Lack of interest sees Australian super-fund drop green investment

New investment option to shun guns, pornography and tobacco

NGS Super, the Australian super-fund, says it is turning away from its environmentally focused investment option and starting a socially responsible fund after its investors showed little interest in going green.

NGS Super, which has A$5.5 bn ($5.08 bn) in assets under management, underwent a consultation with its investors after the failure of its venture into environmentally responsible investment options and found they preferred a socially focused option. The new fund will steer clear of investments in armaments, pornography and tobacco.

‘Our green shares are our least subscribed option,’ NGS Super chief executive Anthony Rodwell-Ball explains, as quoted by the Financial Standard newspaper. ‘Of A$5.5 bn, we have only $22 mn in the green shares option. It’s been a matter of considerable interest to us for a number of years.’

Besides the focus on a different area of investment, Rodwell-Ball says the socially responsible option will be much more diverse than its green counterpart and less volatile as a result. While NGS Super investors generally support environmentally focused initiatives, the fund’s green investments have proven much more volatile than many expected, Rodwell-Ball adds.

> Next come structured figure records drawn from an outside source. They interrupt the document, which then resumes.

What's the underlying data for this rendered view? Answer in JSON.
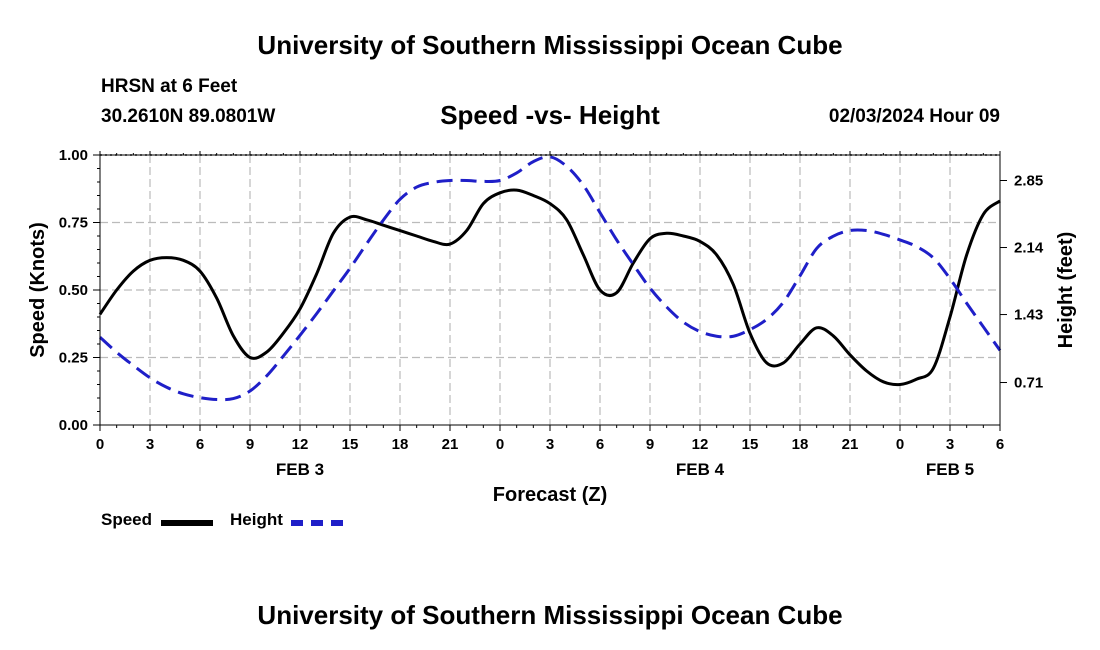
{
  "header": {
    "title": "University of Southern Mississippi Ocean Cube",
    "station": "HRSN at 6 Feet",
    "coords": "30.2610N  89.0801W",
    "subtitle": "Speed -vs- Height",
    "datetime": "02/03/2024 Hour 09"
  },
  "footer": {
    "title": "University of Southern Mississippi Ocean Cube"
  },
  "legend": {
    "speed_label": "Speed",
    "height_label": "Height"
  },
  "colors": {
    "speed": "#000000",
    "height": "#1f1fc8",
    "grid": "#bbbbbb"
  },
  "chart_data": {
    "type": "line",
    "title": "Speed -vs- Height",
    "xlabel": "Forecast (Z)",
    "ylabel": "Speed (Knots)",
    "y2label": "Height (feet)",
    "xlim": [
      0,
      54
    ],
    "ylim": [
      0,
      1.0
    ],
    "y2lim": [
      0.26,
      3.12
    ],
    "x_ticks": [
      0,
      3,
      6,
      9,
      12,
      15,
      18,
      21,
      24,
      27,
      30,
      33,
      36,
      39,
      42,
      45,
      48,
      51,
      54
    ],
    "x_tick_labels": [
      "0",
      "3",
      "6",
      "9",
      "12",
      "15",
      "18",
      "21",
      "0",
      "3",
      "6",
      "9",
      "12",
      "15",
      "18",
      "21",
      "0",
      "3",
      "6"
    ],
    "day_labels": [
      {
        "x": 12,
        "label": "FEB 3"
      },
      {
        "x": 36,
        "label": "FEB 4"
      },
      {
        "x": 51,
        "label": "FEB 5"
      }
    ],
    "y_ticks": [
      0.0,
      0.25,
      0.5,
      0.75,
      1.0
    ],
    "y_tick_labels": [
      "0.00",
      "0.25",
      "0.50",
      "0.75",
      "1.00"
    ],
    "y2_ticks": [
      0.71,
      1.43,
      2.14,
      2.85
    ],
    "y2_tick_labels": [
      "0.71",
      "1.43",
      "2.14",
      "2.85"
    ],
    "grid": true,
    "series": [
      {
        "name": "Speed",
        "axis": "left",
        "style": "solid",
        "x": [
          0,
          1,
          2,
          3,
          4,
          5,
          6,
          7,
          8,
          9,
          10,
          11,
          12,
          13,
          14,
          15,
          16,
          17,
          18,
          19,
          20,
          21,
          22,
          23,
          24,
          25,
          26,
          27,
          28,
          29,
          30,
          31,
          32,
          33,
          34,
          35,
          36,
          37,
          38,
          39,
          40,
          41,
          42,
          43,
          44,
          45,
          46,
          47,
          48,
          49,
          50,
          51,
          52,
          53,
          54
        ],
        "values": [
          0.41,
          0.5,
          0.57,
          0.61,
          0.62,
          0.61,
          0.57,
          0.47,
          0.33,
          0.25,
          0.27,
          0.34,
          0.43,
          0.56,
          0.71,
          0.77,
          0.76,
          0.74,
          0.72,
          0.7,
          0.68,
          0.67,
          0.72,
          0.82,
          0.86,
          0.87,
          0.85,
          0.82,
          0.76,
          0.63,
          0.5,
          0.49,
          0.6,
          0.69,
          0.71,
          0.7,
          0.68,
          0.63,
          0.52,
          0.34,
          0.23,
          0.23,
          0.3,
          0.36,
          0.33,
          0.26,
          0.2,
          0.16,
          0.15,
          0.17,
          0.21,
          0.4,
          0.63,
          0.78,
          0.83
        ]
      },
      {
        "name": "Height",
        "axis": "right",
        "style": "dashed",
        "x": [
          0,
          1,
          2,
          3,
          4,
          5,
          6,
          7,
          8,
          9,
          10,
          11,
          12,
          13,
          14,
          15,
          16,
          17,
          18,
          19,
          20,
          21,
          22,
          23,
          24,
          25,
          26,
          27,
          28,
          29,
          30,
          31,
          32,
          33,
          34,
          35,
          36,
          37,
          38,
          39,
          40,
          41,
          42,
          43,
          44,
          45,
          46,
          47,
          48,
          49,
          50,
          51,
          52,
          53,
          54
        ],
        "values": [
          1.19,
          1.03,
          0.89,
          0.76,
          0.66,
          0.59,
          0.55,
          0.53,
          0.54,
          0.62,
          0.78,
          0.99,
          1.21,
          1.44,
          1.68,
          1.92,
          2.18,
          2.43,
          2.65,
          2.78,
          2.83,
          2.85,
          2.85,
          2.84,
          2.85,
          2.93,
          3.05,
          3.1,
          3.0,
          2.8,
          2.51,
          2.22,
          1.96,
          1.71,
          1.51,
          1.35,
          1.25,
          1.2,
          1.2,
          1.27,
          1.38,
          1.56,
          1.84,
          2.13,
          2.26,
          2.32,
          2.32,
          2.28,
          2.22,
          2.15,
          2.03,
          1.81,
          1.55,
          1.3,
          1.05
        ]
      }
    ]
  }
}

‘Members are not silly – they see volatility and they understand the underlying risk, and therefore they vote against it, because they know their hard-earned dollars need to stretch a long way in retirement,’ Rodwell-Ball told the paper. He said NGS Super, which mainly serves non-government education and community-focused organizations, expects the new investment option to attract more than double the level of interest its green option attracted.

The company, which is a signatory to the United Nations Principles for Responsible Investment, the Carbon Disclosure Project and the Investor Group on Climate Change, emphasizes its focus on the environment in its materials for investors, saying it seeks ‘investments that consider environmental, social and governance principles’.